Желтая змея - страница 9
Школа находилась очень далеко от дома и крайне неудобно располагалась на горе. Весь первый класс мне запомнился тем, как мы с мамой бежим утром в эту гору, чтобы не опоздать к началу уроков. Я искренне не понимала, почему нельзя было учиться, как все дети в школе возле дома. Но вопросов не задавала. Мама рано дала мне понять, что с детьми в нашем дворе ни общаться, ни учиться она мне не даст. Мама в разговорах часто обсуждала других девочек, оценивала их, сравнивала со мной. Мне прививалось с детства, что они хуже, чем я. Все во мне, по ее мнению, было лучше, чем у других: и коса длинная, и скромность, и спокойный нрав, и, главное, способность к иностранному языку. Эдакий идеальный социальный проект, а не ребенок.

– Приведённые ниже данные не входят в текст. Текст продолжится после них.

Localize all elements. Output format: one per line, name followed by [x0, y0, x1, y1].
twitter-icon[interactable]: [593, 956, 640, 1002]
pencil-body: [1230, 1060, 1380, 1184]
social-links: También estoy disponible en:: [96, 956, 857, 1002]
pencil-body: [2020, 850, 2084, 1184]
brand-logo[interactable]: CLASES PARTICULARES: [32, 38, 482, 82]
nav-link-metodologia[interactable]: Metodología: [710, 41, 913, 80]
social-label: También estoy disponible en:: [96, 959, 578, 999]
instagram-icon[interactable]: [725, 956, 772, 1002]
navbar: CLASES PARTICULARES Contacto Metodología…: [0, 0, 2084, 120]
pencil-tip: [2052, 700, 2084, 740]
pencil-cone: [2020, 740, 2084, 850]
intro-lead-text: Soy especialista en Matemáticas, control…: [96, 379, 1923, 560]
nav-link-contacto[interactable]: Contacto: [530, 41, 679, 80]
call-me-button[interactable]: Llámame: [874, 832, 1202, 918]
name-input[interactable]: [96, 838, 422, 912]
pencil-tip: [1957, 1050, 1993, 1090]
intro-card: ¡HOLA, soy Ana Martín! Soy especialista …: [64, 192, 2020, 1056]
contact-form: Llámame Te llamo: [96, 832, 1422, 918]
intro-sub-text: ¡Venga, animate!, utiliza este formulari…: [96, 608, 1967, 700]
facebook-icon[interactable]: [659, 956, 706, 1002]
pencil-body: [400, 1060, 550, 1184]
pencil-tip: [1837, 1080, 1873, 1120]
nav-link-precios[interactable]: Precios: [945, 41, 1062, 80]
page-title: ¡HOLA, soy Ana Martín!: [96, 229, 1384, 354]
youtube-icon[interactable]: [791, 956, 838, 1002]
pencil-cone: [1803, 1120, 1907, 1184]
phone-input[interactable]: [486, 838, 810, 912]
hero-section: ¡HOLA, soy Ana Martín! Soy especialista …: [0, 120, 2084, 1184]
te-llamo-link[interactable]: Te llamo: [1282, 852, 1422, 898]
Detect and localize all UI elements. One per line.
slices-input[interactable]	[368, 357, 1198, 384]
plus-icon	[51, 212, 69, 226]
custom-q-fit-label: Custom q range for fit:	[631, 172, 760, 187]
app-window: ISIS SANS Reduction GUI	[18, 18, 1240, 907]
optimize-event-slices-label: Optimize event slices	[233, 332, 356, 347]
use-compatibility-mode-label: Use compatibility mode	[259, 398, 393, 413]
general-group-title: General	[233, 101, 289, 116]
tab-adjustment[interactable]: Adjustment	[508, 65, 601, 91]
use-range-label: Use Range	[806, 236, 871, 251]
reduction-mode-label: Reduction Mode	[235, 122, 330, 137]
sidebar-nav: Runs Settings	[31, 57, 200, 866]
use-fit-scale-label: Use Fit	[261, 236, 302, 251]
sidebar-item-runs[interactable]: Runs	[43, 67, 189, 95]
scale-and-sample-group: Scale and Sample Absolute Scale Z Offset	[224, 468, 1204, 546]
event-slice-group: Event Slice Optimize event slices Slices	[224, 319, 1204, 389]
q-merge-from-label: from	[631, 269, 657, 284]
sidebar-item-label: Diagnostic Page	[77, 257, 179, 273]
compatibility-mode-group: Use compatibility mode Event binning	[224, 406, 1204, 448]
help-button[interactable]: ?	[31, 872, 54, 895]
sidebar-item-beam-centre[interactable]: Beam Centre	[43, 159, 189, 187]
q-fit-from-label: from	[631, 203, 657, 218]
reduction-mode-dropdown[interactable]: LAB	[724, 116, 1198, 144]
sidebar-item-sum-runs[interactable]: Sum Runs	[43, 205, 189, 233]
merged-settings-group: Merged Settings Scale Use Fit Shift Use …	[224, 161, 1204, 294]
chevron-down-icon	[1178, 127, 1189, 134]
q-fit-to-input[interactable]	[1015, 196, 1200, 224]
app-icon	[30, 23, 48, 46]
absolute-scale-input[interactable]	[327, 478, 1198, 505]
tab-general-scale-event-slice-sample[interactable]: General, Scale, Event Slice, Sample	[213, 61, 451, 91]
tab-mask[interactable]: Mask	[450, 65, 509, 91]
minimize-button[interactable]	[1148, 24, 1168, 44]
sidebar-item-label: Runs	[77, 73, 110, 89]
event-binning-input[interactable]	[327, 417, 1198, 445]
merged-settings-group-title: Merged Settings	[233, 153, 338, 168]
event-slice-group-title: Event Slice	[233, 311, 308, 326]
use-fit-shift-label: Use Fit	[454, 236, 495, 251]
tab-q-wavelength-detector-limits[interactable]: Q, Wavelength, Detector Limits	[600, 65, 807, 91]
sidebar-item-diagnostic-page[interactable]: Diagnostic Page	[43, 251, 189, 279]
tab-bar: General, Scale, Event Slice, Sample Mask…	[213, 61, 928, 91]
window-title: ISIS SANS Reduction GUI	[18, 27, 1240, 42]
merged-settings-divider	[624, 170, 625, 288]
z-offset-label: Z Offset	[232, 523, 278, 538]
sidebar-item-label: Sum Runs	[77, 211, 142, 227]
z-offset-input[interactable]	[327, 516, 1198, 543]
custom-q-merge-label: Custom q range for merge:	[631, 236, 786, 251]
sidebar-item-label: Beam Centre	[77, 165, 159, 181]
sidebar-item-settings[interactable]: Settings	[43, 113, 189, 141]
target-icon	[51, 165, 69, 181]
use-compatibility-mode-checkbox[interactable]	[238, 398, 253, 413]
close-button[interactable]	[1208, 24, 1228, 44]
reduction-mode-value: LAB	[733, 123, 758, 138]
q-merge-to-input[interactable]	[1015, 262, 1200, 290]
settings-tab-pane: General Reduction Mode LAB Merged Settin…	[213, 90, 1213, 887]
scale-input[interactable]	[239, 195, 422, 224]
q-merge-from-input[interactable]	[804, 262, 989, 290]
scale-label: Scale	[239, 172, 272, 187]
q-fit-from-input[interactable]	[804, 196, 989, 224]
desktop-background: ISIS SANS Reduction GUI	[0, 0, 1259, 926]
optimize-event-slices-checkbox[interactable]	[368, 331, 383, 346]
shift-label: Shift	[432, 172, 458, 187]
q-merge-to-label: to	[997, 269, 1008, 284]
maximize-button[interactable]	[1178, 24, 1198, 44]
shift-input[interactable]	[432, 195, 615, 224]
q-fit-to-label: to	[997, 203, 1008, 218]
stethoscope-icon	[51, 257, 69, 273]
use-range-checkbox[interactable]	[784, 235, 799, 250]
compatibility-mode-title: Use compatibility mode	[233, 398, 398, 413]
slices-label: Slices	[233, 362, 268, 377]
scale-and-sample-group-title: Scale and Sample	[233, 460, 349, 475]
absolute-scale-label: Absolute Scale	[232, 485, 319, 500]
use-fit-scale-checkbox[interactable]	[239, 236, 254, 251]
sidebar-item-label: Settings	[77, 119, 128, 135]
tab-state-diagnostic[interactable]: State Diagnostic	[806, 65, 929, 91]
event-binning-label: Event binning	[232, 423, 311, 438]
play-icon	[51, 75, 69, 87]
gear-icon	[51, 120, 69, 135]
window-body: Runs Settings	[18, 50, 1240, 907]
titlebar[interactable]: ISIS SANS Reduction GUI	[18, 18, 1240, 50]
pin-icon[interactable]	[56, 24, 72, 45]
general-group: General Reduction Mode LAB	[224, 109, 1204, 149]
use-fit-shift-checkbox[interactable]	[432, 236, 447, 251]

Три раза в неделю после школы мы с мамой ехали в гимназию на подготовительные курсы. Собиралась туда мама, как на праздник. Она называла дни, когда мы ехали туда, «святыми» чем меня ужасно раздражала. Мне не нравилась гимназия, не нравилось, что мать постоянно на нервах, когда мы идем туда. Не нравилось, что нужно учить что-то неинтересное. Наверное, это главное, что меня отталкивало. Мне было неинтересно. И я не видела смысла во всем этом. Я ощущала ненависть к гимназии из-за принуждения меня ходить в нее и поступать в нее. Но сопротивляться было бесполезно. Проще и выгоднее для меня было делать то, что хотела мама. Тогда в наших с ней взаимоотношениях было все спокойно, и я могла рассчитывать на определенные бонусы, будь то конфета или игрушка, или просто тишина и покой дома. На самом деле мне было важнее именно атмосфера в доме и настроение мамы, за которым я неустанно следила.
Настроение мамы всегда было нестабильным. Она могла резко обидеться на меня и наказать молчанием. Когда она говорила фразу: “Я с тобой больше не разговариваю!”, внутри у меня все словно обрывалось. Наказание молчанием было для меня почему-то самым невыносимым. Я очень его боялась. Старалась признать как можно скорее свою вину и выпросить прощение, пообещав, что «я так больше не буду». После этого обычно я ходила понурая, постоянно заглядывая маме в лицо в ожидании, когда ее настроение переменится. Я очень сильно зависела от ее настроения и расположения духа. Я очень рано привыкла думать прежде о ней, чем о себе.
Весь первый класс я постоянно мечтала о собаке. Мне хотелось завести себе друга. Мама, зная о моем желании, быстро подхватила эту идею и применила ее в своей мотивации или манипуляции. Она пообещала, что за успешное поступление в гимназию исполнит мою мечту. Купит мне собаку. Так как я уже давно поняла, что сопротивляться все равно бесполезно, и мама будет только злиться сильнее, то я согласилась.
Мама уже не раз вспыхивала, как пламя, когда я пробовала выразить свое мнение о гимназии или вела себя неподобающим, по ее мнению, образом и недостаточно выражала энтузиазм по поводу своего будущего поступления. Поэтому проще было делать то, что она хотела. Смысл был только слушаться и делать то, что требовалось. За это я хотя бы получу собаку. Так я думала. Безусловно, в силу своего возраста я не размышляла о том, как я буду жить, если и правда поступлю, и какого мне будет учиться там. Меня волновала только собака.
Гимназию я возненавидела почти сразу. Иностранный язык этот меня раздражал. Мама, которая пыталась со мной заниматься дома между посещением подготовительных занятий в гимназии, раздражала еще больше. Но обещание завести собаку перекрывало все. Обреченно я ходила на подготовку, с нетерпением ожидая, когда очередное занятие окончится и можно будет вздохнуть свободно. Ради собаки я готова была терпеть все это. Я приняла такое решение. Это было такое детское решение, не проявляя эмоций, делать то, что требуется взрослыми, и прийти к исполнению своего желания. Такая своего рода нелюбимая работа, которую нужно выполнять за зарплату.